Плюхнувшись на табуретку, Кип подпрыгнул.
— Ага! Еще три пункта. Вот, смотри.
Он развернул пластинку планшета. Список светился на кухонном столе загадочно, почти волшебно. Пока мать читала, Кип принялся глотать омлет, почти не жуя.
— Ну-ка… — нахмурилась она. — Старый пруд? В воду смотри не суйся.
— Да ты что, — фыркнул Кип. — Мы только посмотреть! И лягушку поймать, если получится. Говорят, там во-о-от такие квакши.
Мать улыбнулась, и глаза у нее заблестели. То ли счастье, то ли страх. Да страх-то откуда?
— И вот еще: карамельная вата. С шоколадным соусом, кокосовой посыпкой и звездочками. Можно? — заканючил Кип.
Мать только вздохнула и выудила из передника две монеты.
— А это? — она указала на последнюю строчку. — Забраться на колокольню.
Мать сложила руки на груди. Кип прихлебнул какао и вытерся рукавом.
— Совсем маленькая. Коротенькая. Не выше двух домов. И лестница там каменная. Крепкая.
— Каменная? — мать сощурилась. — Это руины, что ли?
Кип закивал.
— Вот что, — сказала она, и улыбка на ее лице растаяла окончательно.
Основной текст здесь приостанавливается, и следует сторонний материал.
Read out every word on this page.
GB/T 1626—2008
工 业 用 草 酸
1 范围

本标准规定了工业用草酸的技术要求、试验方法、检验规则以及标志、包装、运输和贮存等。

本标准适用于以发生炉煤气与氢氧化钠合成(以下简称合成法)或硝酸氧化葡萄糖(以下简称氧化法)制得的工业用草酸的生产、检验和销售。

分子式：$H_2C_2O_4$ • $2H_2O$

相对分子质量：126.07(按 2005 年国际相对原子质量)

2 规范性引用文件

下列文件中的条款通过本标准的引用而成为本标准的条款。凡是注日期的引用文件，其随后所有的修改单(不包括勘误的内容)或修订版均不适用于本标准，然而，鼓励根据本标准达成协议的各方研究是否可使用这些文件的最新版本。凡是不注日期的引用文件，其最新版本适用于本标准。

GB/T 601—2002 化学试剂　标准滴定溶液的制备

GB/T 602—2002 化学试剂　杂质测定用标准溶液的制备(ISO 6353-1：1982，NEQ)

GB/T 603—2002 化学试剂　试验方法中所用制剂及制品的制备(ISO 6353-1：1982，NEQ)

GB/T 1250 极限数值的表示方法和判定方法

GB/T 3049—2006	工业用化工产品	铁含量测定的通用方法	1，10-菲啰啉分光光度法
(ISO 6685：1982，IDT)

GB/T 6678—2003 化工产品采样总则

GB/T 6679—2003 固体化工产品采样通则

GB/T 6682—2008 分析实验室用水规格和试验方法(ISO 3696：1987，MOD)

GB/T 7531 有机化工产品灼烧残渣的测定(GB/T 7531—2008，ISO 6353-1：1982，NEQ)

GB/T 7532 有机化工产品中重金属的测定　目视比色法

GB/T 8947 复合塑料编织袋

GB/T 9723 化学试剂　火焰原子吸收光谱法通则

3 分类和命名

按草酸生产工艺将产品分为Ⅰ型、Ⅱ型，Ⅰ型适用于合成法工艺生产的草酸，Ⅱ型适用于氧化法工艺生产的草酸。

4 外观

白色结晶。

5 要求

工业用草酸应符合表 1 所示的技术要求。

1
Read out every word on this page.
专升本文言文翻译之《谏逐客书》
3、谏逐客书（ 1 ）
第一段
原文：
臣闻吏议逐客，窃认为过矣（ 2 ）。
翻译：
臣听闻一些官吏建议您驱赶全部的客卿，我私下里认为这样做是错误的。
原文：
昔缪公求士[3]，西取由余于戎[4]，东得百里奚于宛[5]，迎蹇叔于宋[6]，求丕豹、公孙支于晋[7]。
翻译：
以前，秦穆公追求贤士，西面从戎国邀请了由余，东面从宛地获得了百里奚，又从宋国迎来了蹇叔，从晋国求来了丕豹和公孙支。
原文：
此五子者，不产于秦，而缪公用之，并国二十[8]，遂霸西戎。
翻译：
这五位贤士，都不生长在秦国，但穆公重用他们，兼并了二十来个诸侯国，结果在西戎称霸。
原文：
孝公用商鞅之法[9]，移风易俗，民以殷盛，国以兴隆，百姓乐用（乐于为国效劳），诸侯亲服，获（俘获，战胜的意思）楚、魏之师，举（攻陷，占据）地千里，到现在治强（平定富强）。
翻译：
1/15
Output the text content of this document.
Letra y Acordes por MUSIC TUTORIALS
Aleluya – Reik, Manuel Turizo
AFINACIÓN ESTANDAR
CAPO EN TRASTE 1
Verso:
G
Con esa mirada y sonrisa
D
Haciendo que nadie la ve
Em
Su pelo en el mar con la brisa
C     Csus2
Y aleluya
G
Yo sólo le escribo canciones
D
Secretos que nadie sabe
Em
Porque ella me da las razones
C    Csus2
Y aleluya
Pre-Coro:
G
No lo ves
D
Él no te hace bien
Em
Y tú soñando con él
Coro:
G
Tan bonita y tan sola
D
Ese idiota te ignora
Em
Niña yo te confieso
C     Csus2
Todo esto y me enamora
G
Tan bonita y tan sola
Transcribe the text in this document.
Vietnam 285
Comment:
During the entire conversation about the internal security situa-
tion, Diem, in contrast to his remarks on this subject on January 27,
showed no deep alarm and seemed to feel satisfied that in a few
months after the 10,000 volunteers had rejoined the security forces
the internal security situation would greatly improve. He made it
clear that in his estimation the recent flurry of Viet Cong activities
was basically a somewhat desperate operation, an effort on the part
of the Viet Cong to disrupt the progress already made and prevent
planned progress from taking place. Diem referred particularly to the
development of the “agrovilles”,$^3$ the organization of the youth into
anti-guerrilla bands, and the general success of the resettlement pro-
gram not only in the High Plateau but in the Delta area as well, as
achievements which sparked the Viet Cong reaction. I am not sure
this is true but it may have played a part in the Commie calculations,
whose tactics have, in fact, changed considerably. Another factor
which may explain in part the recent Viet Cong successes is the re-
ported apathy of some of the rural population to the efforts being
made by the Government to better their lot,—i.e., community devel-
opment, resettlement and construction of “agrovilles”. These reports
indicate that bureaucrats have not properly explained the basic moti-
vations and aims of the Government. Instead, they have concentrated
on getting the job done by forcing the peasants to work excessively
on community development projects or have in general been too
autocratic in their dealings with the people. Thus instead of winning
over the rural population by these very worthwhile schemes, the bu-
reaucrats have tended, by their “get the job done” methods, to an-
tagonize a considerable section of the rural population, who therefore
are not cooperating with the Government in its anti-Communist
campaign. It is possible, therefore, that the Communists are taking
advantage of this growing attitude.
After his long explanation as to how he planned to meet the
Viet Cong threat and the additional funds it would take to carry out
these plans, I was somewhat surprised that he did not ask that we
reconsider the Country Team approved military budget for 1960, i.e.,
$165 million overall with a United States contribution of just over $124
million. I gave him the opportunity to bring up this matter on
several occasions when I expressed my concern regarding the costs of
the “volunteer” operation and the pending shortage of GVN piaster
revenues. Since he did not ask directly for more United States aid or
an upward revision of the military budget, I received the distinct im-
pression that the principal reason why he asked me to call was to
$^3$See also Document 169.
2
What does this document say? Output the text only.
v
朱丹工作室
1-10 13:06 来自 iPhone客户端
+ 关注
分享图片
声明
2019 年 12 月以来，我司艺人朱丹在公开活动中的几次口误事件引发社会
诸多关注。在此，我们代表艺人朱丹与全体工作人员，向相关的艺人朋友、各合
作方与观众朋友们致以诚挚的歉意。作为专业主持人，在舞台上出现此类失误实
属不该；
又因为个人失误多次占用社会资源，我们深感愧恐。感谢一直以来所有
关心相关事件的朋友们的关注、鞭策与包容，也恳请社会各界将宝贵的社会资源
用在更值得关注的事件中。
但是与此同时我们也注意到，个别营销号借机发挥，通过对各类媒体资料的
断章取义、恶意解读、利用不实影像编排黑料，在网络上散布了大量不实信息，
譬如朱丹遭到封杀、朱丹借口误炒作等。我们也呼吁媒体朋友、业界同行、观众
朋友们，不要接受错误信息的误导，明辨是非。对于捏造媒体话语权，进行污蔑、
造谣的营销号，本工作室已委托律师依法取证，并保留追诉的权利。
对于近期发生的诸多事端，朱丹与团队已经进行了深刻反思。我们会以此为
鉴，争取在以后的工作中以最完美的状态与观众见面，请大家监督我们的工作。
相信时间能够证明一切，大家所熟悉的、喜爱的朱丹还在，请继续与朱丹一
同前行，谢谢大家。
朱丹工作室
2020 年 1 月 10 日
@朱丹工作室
Кип сжался. Ну, все, не разрешит. Даже сегодня. Сегодня! Но летний список — это святое! Лето — это целая жизнь. Не успел свой список за лето — и в жизни ничего не успеешь!
— Поболтайтесь-ка там с ребятами подольше. Раньше полуночи не приходи. Уж лето — так лето.
Она снова улыбнулась. Кип взвизгнул и бросился ее обнимать. Передник пах ванилью, сладкими травами и имбирем, а Кип, прижавшись лицом к животу матери, чувствовал себя самым счастливым мальчишкой на всей земле.
На пруду было влажно и душно: после полудня парило, как будто церемония уже началась. Кип только и делал, что смахивал со лба пот.
— …и платье уже готово. Все готово.
Лицо у Мирны так и светилось. Она сидела на камне, изящно поджав под себя ноги, а Трид устроился рядом, прямо на земле. Не сводил с нее глаз, такой влюбленный болван, что просто тошно. Вихрастый, пухлый, вечно красный — и почему он понравился Мирне? Такого румяного пирожка еще поискать.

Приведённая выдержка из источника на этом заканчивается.